Organized by The University of Scranton’s Center for Service & Social Justice, the Oceanport trip was one of two Hurricane Sandy-related spring break excursions planned by the center. A second group visited and volunteered in Staten Island, N.Y., another hard hit coastal area. These two trips were in addition to three other spring break service trips spearheaded by the center, which sent students to New Orleans, La., Syracuse, N.Y., and Washington, D.C.
While the Hurricane Sandy trips were late additions to the center’s calendar – scheduling of service trips occurs months in advance – Lori Moran, assistant director of the Center for Service & Social Justice, explained the student interest demanded the add-ons. Furthermore, the center received several generous donations specifically allocated for Hurricane Sandy relief.
“It was very easy to fill the spots for the trips,” Moran says. “People on campus really wanted to help. And there were so many students from New York and New Jersey who applied and volunteered.”

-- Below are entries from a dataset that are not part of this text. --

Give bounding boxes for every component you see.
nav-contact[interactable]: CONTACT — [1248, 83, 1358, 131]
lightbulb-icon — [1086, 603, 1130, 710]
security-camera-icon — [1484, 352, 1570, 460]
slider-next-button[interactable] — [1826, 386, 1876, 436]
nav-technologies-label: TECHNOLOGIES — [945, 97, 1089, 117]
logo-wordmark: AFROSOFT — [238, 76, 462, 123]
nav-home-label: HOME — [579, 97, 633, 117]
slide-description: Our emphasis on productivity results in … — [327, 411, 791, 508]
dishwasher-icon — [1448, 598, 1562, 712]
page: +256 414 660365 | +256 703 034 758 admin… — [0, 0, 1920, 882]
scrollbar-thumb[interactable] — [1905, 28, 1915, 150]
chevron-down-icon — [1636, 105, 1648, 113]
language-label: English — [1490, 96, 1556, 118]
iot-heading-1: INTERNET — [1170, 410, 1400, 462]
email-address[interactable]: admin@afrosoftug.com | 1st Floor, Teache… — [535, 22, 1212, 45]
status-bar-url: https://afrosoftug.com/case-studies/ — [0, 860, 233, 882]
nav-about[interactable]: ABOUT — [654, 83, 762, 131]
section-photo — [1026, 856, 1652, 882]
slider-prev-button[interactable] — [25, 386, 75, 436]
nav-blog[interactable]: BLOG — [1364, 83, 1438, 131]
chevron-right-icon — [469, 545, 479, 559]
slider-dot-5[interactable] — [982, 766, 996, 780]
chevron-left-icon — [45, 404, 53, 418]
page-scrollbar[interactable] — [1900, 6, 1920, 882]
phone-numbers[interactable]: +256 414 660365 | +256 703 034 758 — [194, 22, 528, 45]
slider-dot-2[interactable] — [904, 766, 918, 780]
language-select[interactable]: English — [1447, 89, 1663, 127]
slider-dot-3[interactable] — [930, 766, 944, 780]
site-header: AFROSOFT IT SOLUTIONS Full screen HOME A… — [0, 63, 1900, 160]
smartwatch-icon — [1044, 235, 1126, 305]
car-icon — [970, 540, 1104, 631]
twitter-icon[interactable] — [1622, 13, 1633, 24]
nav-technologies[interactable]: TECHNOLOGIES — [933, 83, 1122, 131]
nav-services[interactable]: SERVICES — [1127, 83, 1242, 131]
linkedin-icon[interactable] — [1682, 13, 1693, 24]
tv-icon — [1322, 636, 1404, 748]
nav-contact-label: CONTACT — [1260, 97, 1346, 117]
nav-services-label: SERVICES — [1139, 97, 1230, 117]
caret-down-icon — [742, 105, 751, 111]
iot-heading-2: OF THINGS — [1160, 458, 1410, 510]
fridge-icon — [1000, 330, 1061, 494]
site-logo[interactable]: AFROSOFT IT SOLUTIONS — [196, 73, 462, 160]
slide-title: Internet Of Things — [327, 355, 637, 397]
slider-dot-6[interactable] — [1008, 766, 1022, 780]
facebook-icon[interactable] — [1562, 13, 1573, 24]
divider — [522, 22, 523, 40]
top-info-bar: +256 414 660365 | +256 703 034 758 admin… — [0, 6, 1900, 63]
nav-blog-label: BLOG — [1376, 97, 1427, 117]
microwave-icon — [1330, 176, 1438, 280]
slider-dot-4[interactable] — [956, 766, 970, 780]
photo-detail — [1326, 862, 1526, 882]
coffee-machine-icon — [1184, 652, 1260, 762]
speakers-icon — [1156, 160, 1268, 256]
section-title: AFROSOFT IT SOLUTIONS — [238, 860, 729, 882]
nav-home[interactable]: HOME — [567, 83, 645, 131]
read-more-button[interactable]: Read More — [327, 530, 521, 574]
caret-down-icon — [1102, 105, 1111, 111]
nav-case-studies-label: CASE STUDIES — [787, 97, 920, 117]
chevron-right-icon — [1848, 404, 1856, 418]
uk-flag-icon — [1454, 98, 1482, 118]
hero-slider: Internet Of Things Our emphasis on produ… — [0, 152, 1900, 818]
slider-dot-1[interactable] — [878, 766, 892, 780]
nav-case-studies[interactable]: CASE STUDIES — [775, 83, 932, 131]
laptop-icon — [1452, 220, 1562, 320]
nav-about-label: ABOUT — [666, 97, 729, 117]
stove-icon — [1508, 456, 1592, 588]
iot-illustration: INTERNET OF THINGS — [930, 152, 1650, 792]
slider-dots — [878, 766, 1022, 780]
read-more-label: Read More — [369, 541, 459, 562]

One such student was Skinner, whose family lives in Monroe, N.Y., located an hour outside of New York City. While his hometown avoided serious damage from Sandy, he has vacationed and visited the New York and New Jersey coasts, and felt compelled to help.
“It was pretty shocking to see the damage,” Skinner recalls. “There would be areas where one side of the street would be fine, but the rest of the street would be destroyed. I remember one particular home that was pretty much gutted. It was a depressing scene because there were still pictures inside of the family that used to live there.”
The stories of struggle and strife shared with the group were quite emotional, explained Anthony Cernera, director of The Royal Fund, who served as a trip chaperone with Michael Judge, assistant director of facilities operations at Scranton. One elderly Oceanport resident who didn’t evacuate during Sandy explained she was trapped in her crawl space for two days. Months later she was still struggling as her insurance money wasn’t enough to allow her to complete home renovations.
“At one house we visited, in fact the first house we showed up at, the woman ran out and gave all of us hugs and started crying,” says Cernera. “She said to us, ‘You don’t understand; everybody has forgotten about us already.’”
The outpouring of appreciation the University contingent received was often overwhelming, arriving in the form of waves, thumbs up, car horns and even a homemade banner that read, “Thank you to students at The University of Scranton.”
“There was a certain sense that just by us being there, it was a show of support that we cared,” Cernera says. “It was interesting for us on the trip because most of us came from towns just like this.”
Skinner said it felt like the entire town knew the group was visiting to help. That intimacy affected the students, he says, adding, “We actually got to know a lot of people in Oceanport, which was a big part of the experience.”
Equally important, says Skinner, was seeing the aftermath of Sandy in person. “Just getting away from everyday life, away from campus, and seeing something from a different perspective was important,” he says. “It helps you appreciate what you have.”